Swing 20. yüzyılın en popüler caz hareketlerinden biri olmasının yanı sıra, olağanüstü bir moda tarihine sahip bir dans türü. Bu dansın en önemli özelliği, müziğin ritmiyle, ahengi ve rahatlığı buluşturabilmiş olması. Belki de bu sebeple, Swing’in ilk çıktığı dönemlerde dansçılar, kıyafetlerini seçerken rahat, ucuz ve hareket kabiliyetlerini kısıtlamayacak olmasına göre seçim yapıyorlardı. Bu yazıda swing’in taşıdığı özelikleri kendi içerisine entegre etmeyi başaran Flapper Kadını’ndan bahsedeceğim.
1920’lere damgasını vuran Flapper dönemi özellikle kadınlar için hem moda hem yaşam tarzı açısından bir başkaldırıydı. Flapper kelimesi ilk olarak İngiltere’de ortaya çıktı. Anlamı ‘aykırı davranışlarda bulunan genç kadın’ demekti. Bu tarzın öncülerinden diyebileceğimiz Great Gatsby’nin yazarı Scott Fitzgerald’ın eşi Zelda ve onun gibi kadınlardı. Scott Fitzgerald, Flapper kelimesini ‘‘Hoş, pahalı ve yaklaşık 19’unda’’ –lovely, expensive and about nineteen – şeklinde tanımlıyordu.
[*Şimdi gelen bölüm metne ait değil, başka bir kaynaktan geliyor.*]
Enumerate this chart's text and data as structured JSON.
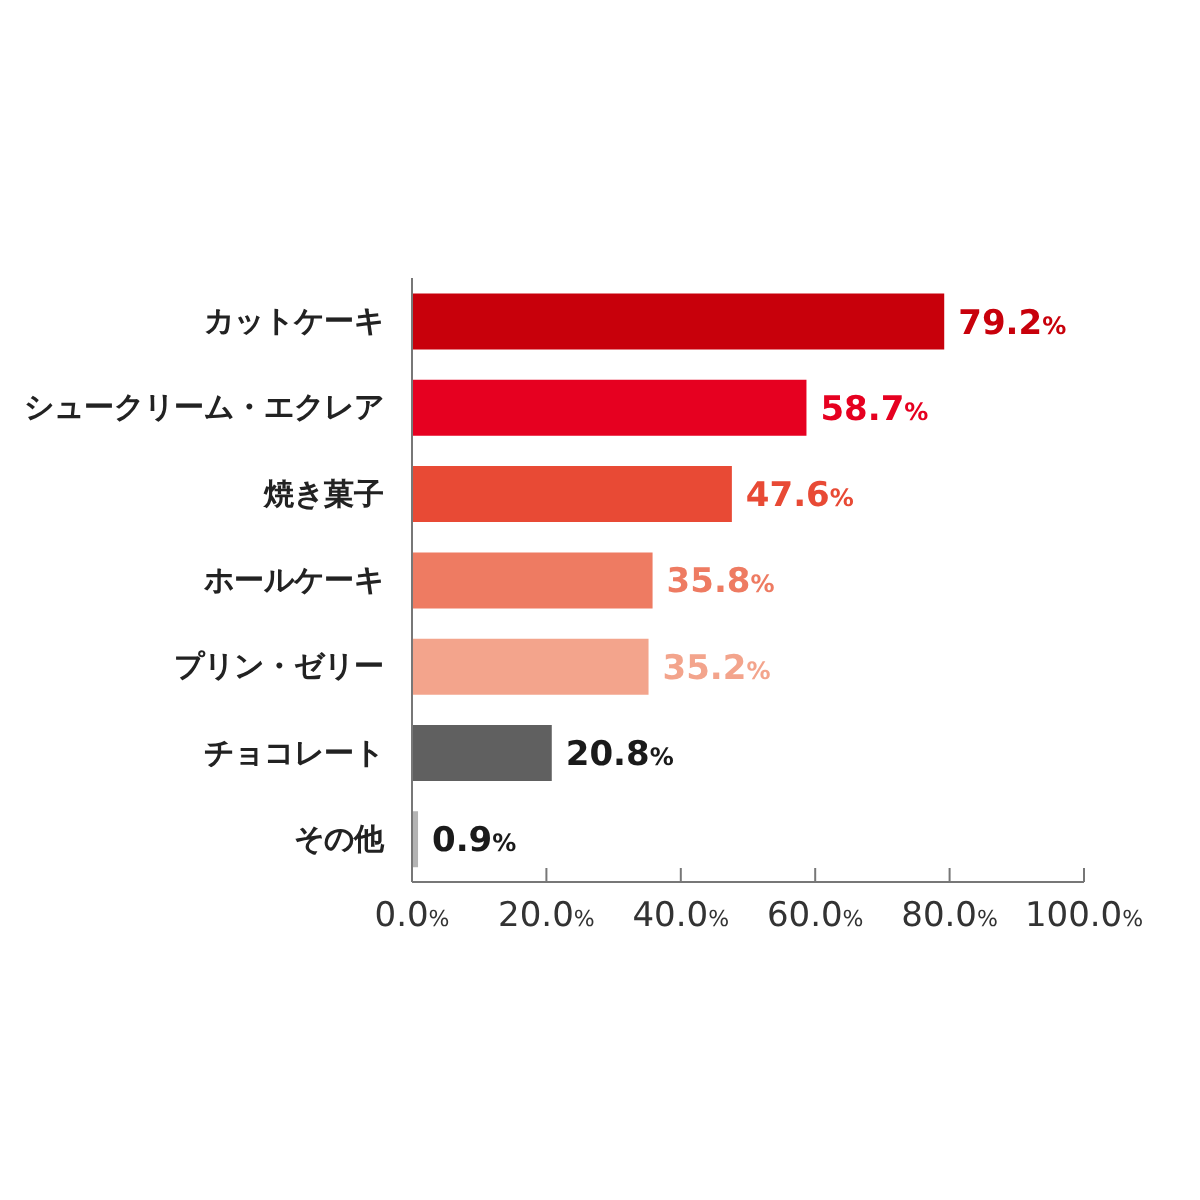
{
  "chart_data": {
    "type": "bar",
    "orientation": "horizontal",
    "categories": [
      "カットケーキ",
      "シュークリーム・エクレア",
      "焼き菓子",
      "ホールケーキ",
      "プリン・ゼリー",
      "チョコレート",
      "その他"
    ],
    "values": [
      79.2,
      58.7,
      47.6,
      35.8,
      35.2,
      20.8,
      0.9
    ],
    "colors": [
      "#c8000b",
      "#e60020",
      "#e84a35",
      "#ee7b62",
      "#f3a48c",
      "#606060",
      "#b4b4b4"
    ],
    "value_labels": [
      "79.2%",
      "58.7%",
      "47.6%",
      "35.8%",
      "35.2%",
      "20.8%",
      "0.9%"
    ],
    "xlim": [
      0,
      100
    ],
    "xticks": [
      {
        "value": 0,
        "label": "0.0%"
      },
      {
        "value": 20,
        "label": "20.0%"
      },
      {
        "value": 40,
        "label": "40.0%"
      },
      {
        "value": 60,
        "label": "60.0%"
      },
      {
        "value": 80,
        "label": "80.0%"
      },
      {
        "value": 100,
        "label": "100.0%"
      }
    ]
  }
}
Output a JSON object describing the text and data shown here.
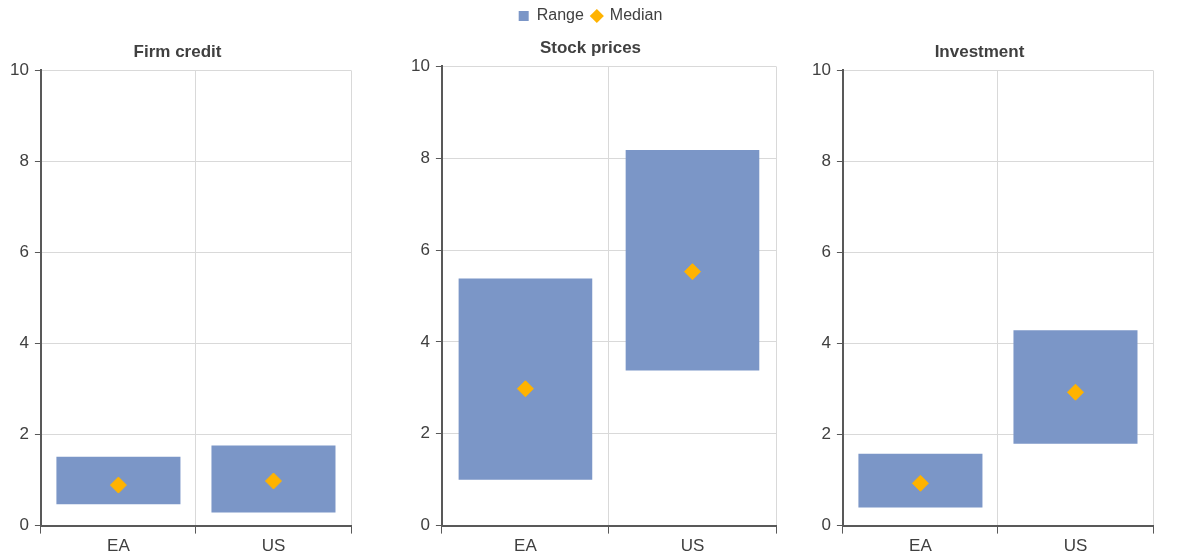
{
  "chart_data": [
    {
      "type": "bar",
      "title": "Firm credit",
      "categories": [
        "EA",
        "US"
      ],
      "ylim": [
        0,
        10
      ],
      "yticks": [
        0,
        2,
        4,
        6,
        8,
        10
      ],
      "grid": true,
      "series": [
        {
          "type": "bar",
          "color": "#7b96c7",
          "base": [
            0.47,
            0.29
          ],
          "values": [
            1.04,
            1.47
          ]
        },
        {
          "type": "scatter",
          "color": "#ffb300",
          "marker": "diamond",
          "x": [
            "EA",
            "US"
          ],
          "values": [
            0.89,
            0.98
          ]
        }
      ]
    },
    {
      "type": "bar",
      "title": "Stock prices",
      "categories": [
        "EA",
        "US"
      ],
      "ylim": [
        0,
        10
      ],
      "yticks": [
        0,
        2,
        4,
        6,
        8,
        10
      ],
      "grid": true,
      "legend": "top",
      "series": [
        {
          "type": "bar",
          "name": "Range",
          "color": "#7b96c7",
          "base": [
            1.0,
            3.38
          ],
          "values": [
            4.38,
            4.8
          ]
        },
        {
          "type": "scatter",
          "name": "Median",
          "color": "#ffb300",
          "marker": "diamond",
          "x": [
            "EA",
            "US"
          ],
          "values": [
            2.98,
            5.53
          ]
        }
      ]
    },
    {
      "type": "bar",
      "title": "Investment",
      "categories": [
        "EA",
        "US"
      ],
      "ylim": [
        0,
        10
      ],
      "yticks": [
        0,
        2,
        4,
        6,
        8,
        10
      ],
      "grid": true,
      "series": [
        {
          "type": "bar",
          "color": "#7b96c7",
          "base": [
            0.4,
            1.8
          ],
          "values": [
            1.18,
            2.49
          ]
        },
        {
          "type": "scatter",
          "color": "#ffb300",
          "marker": "diamond",
          "x": [
            "EA",
            "US"
          ],
          "values": [
            0.93,
            2.93
          ]
        }
      ]
    }
  ]
}
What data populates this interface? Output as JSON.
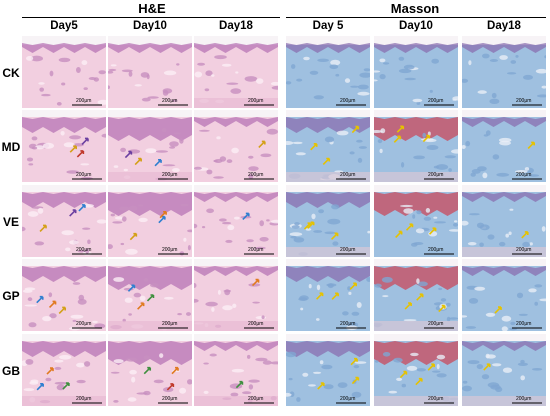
{
  "groups": [
    {
      "title": "H&E",
      "columns": [
        "Day5",
        "Day10",
        "Day18"
      ]
    },
    {
      "title": "Masson",
      "columns": [
        "Day 5",
        "Day10",
        "Day18"
      ]
    }
  ],
  "rows": [
    "CK",
    "MD",
    "VE",
    "GP",
    "GB"
  ],
  "scale_label": "200μm",
  "stain_colors": {
    "he_dermis": "#f2cfe0",
    "he_epidermis": "#b774b6",
    "masson_dermis": "#9fc0e0",
    "masson_muscle": "#c94a5c"
  },
  "arrow_colors": [
    "#3f8f3f",
    "#c0392b",
    "#6a3fa0",
    "#d4a017",
    "#2f7fd0",
    "#e07a1f"
  ]
}
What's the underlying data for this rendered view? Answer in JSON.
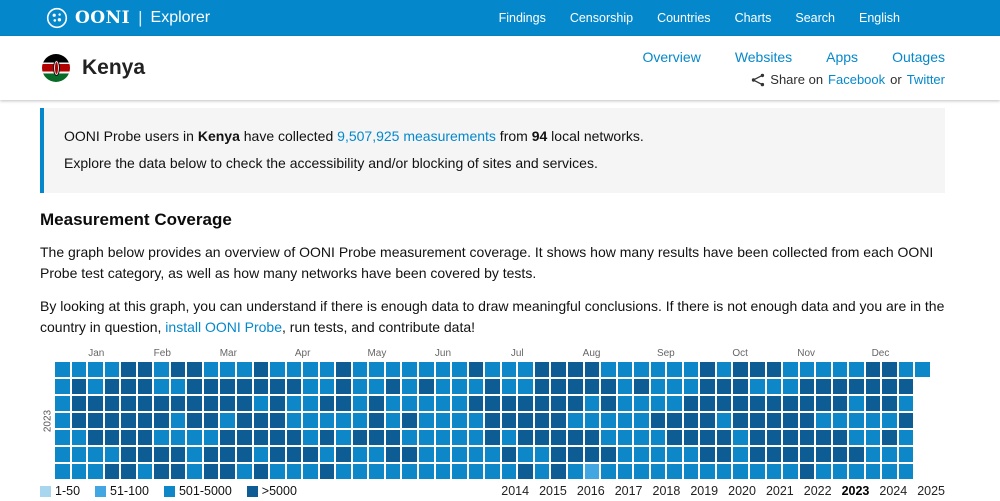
{
  "navbar": {
    "brand": {
      "ooni": "OONI",
      "divider": "|",
      "explorer": "Explorer"
    },
    "items": [
      {
        "label": "Findings"
      },
      {
        "label": "Censorship"
      },
      {
        "label": "Countries"
      },
      {
        "label": "Charts"
      },
      {
        "label": "Search"
      },
      {
        "label": "English"
      }
    ]
  },
  "country_header": {
    "name": "Kenya",
    "tabs": [
      {
        "label": "Overview"
      },
      {
        "label": "Websites"
      },
      {
        "label": "Apps"
      },
      {
        "label": "Outages"
      }
    ],
    "share": {
      "prefix": "Share on",
      "facebook": "Facebook",
      "or": "or",
      "twitter": "Twitter"
    }
  },
  "info_box": {
    "line1": {
      "p1": "OONI Probe users in ",
      "country": "Kenya",
      "p2": " have collected ",
      "link": "9,507,925 measurements",
      "p3": " from ",
      "networks": "94",
      "p4": " local networks."
    },
    "line2": "Explore the data below to check the accessibility and/or blocking of sites and services."
  },
  "coverage": {
    "title": "Measurement Coverage",
    "paragraph1": "The graph below provides an overview of OONI Probe measurement coverage. It shows how many results have been collected from each OONI Probe test category, as well as how many networks have been covered by tests.",
    "paragraph2": {
      "p1": "By looking at this graph, you can understand if there is enough data to draw meaningful conclusions. If there is not enough data and you are in the country in question, ",
      "link": "install OONI Probe",
      "p2": ", run tests, and contribute data!"
    }
  },
  "chart_data": {
    "type": "heatmap",
    "title": "OONI Probe measurement coverage calendar heatmap, Kenya, year 2023",
    "year_label": "2023",
    "weeks": 53,
    "day_rows": 7,
    "months": [
      "Jan",
      "Feb",
      "Mar",
      "Apr",
      "May",
      "Jun",
      "Jul",
      "Aug",
      "Sep",
      "Oct",
      "Nov",
      "Dec"
    ],
    "month_start_weeks": [
      0,
      4,
      8,
      12,
      17,
      21,
      25,
      30,
      34,
      39,
      43,
      47
    ],
    "levels": {
      "1": "#a8d6ee",
      "2": "#41a6e2",
      "3": "#0d87c8",
      "4": "#0e5c94"
    },
    "legend": [
      {
        "label": "1-50",
        "color": "#a8d6ee"
      },
      {
        "label": "51-100",
        "color": "#41a6e2"
      },
      {
        "label": "501-5000",
        "color": "#0d87c8"
      },
      {
        "label": ">5000",
        "color": "#0e5c94"
      }
    ],
    "grid": [
      "33334434433343333433333334333444433333343444333334433",
      "3434443344444443343343433343344444343334443334444444",
      "3444444444443433443433333444444434333344444444443443",
      "3444444344344433333434333344444333334444344444333334",
      "3344443333444443434443333343444443333444434444443343",
      "3333444434443444343344333334334444333334434444444333",
      "3334434434434333433333333333434323333333333334333333"
    ],
    "years": [
      {
        "label": "2014"
      },
      {
        "label": "2015"
      },
      {
        "label": "2016"
      },
      {
        "label": "2017"
      },
      {
        "label": "2018"
      },
      {
        "label": "2019"
      },
      {
        "label": "2020"
      },
      {
        "label": "2021"
      },
      {
        "label": "2022"
      },
      {
        "label": "2023",
        "selected": true
      },
      {
        "label": "2024"
      },
      {
        "label": "2025"
      }
    ]
  }
}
Flapper döneminin tarihsel gelişimine baktığımızda, cazın gelişimiyle paralellik gösterdiğini görüyoruz. 1918-1929 tarihleri arası cazın bir akım haline dönüştüğü dönemdir. I.Dünya Savaşı öncesi, gevşekçe toplanmış uzun saçlarıyla, uzun dar elbiseleriyle ve korseleriyle feminen fakat sosyal yaşamda yeri oldukça az Gibson kadınlarının devriydi. Gibson kadınları narin ve kırılgandı, flört etmezlerdi, ev kadını olmak dışında faaliyetleri yoktu.
O dönemin erkeklerinin savaşa gitmesi, kadınların aldığı sorumlulukları da değiştirdi. İşte tam bu dönemde Flapper kadını doğdu. Flapper kadınları, Gibson kadınlarının oluşturduğu sosyal statüyü tamamen yıktılar. İlk olarak sahip oldukları Viktoryen imajı yıkmak adına, uzun saçlarından kurtulup kısa saç modellerini seçtiler (Bob, Shingle ve Eton). Korsenin verdiği rahatsızlık yerine rahatlığı, uzun etekler yerine kısa elbiseleri tercih ettiler. Kısa topuklu ayakkabılar, inci kolyeler, pastel renkler ve aşırı makyaj flapper kadınının en önemli özellikleriydi. Coco Chanel’in tasarladığı, ‘Garçonne’ denilen erkeksi görünüme sahip kıyafetlerin popülerleşmesi de flapper kadınının yardımıyla oldu.
Dönemi incelemeye devam ettiğimizde, aşırı derecede sigara ve alkol tüketimi de göze çarpıyor. Flapper demek, umursamaz, risk alan, hızlı yaşam tarzına sahip, farklı ve aykırı demekti. Bu nedenle de sigara içmek onlar için oldukça normaldi. Hatta, Amerika’da alkol yasağı olmasına rağmen, aşırı alkol tüketiyor olmak da onlar için normaldi.
1920’ler caz çağıydı ve Flapperlar için en popüler şey dans etmekti. Rahat, hızlı yaşam tarzlarına uygun olarak Charleston, Black Bottom ve Shimmy yapıyorlardı. Tren ve bisikletten sonra çağın yeni ulaşım aracı olan otomobiller, flapper kadının yeni oyuncaklarıydı. Hızlı ve riskli yaşam tarzlarına uygun olan bu araçlarla çok çabuk bütünleştiler.
Sonuç olarak, flapper kadınına rahat yaşam tarzıyla modern kadının ilk örneği demek yanlış olmaz. Günümüzde Flapper akımının etkilerini ünlü modacıların koleksiyonlarında ya da Hollywood yıldızlarının saç modellerinde hala görmek mümkün.